MISO-wiLDCosts: Multi Information Source Optimization with Location Dependent Costs
This work addresses the problem of efficient black-box optimization for practitioners dealing with multi-fidelity information sources where costs are not uniform, offering an incremental improvement to existing multi-information source optimization techniques.
This paper tackles black-box optimization with multiple information sources where fidelity and query cost vary across the search space. It models the objective function and location-dependent costs using Gaussian Processes, then uses a confidence-bound acquisition function penalized by expected query cost to select the next query. The method is evaluated on hyperparameter optimization tasks for two ML classifiers and three datasets.

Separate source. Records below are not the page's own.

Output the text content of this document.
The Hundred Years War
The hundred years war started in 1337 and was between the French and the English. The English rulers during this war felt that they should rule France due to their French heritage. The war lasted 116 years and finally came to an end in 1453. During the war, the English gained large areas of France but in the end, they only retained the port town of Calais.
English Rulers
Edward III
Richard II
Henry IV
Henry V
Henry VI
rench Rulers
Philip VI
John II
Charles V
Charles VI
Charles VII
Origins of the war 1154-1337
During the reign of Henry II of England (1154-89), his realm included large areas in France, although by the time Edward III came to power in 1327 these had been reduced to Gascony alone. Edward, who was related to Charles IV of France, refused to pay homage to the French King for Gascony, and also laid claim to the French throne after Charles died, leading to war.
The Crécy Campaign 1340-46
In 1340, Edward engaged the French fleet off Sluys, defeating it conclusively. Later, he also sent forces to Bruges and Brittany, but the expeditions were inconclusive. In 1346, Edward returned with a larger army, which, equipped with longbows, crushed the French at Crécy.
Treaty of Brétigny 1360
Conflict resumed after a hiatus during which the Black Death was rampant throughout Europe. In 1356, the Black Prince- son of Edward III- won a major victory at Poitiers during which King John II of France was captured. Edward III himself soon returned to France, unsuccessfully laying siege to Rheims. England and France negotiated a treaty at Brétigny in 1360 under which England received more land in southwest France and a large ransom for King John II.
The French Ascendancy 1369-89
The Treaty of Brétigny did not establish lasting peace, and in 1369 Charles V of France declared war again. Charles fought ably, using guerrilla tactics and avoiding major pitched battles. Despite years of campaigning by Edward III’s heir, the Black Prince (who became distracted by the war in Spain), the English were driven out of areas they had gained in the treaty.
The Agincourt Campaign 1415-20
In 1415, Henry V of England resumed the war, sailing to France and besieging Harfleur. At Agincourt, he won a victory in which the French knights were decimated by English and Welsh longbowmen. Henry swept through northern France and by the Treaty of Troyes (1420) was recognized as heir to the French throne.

This paper addresses black-box optimization over multiple information sources whose both fidelity and query cost change over the search space, that is they are location dependent. The approach uses: (i) an Augmented Gaussian Process, recently proposed in multi-information source optimization as a single model of the objective function over search space and sources, and (ii) a Gaussian Process to model the location-dependent cost of each source. The former is used into a Confidence Bound based acquisition function to select the next source and location to query, while the latter is used to penalize the value of the acquisition depending on the expected query cost for any source-location pair. The proposed approach is evaluated on a set of Hyperparameters Optimization tasks, consisting of two Machine Learning classifiers and three datasets of different sizes.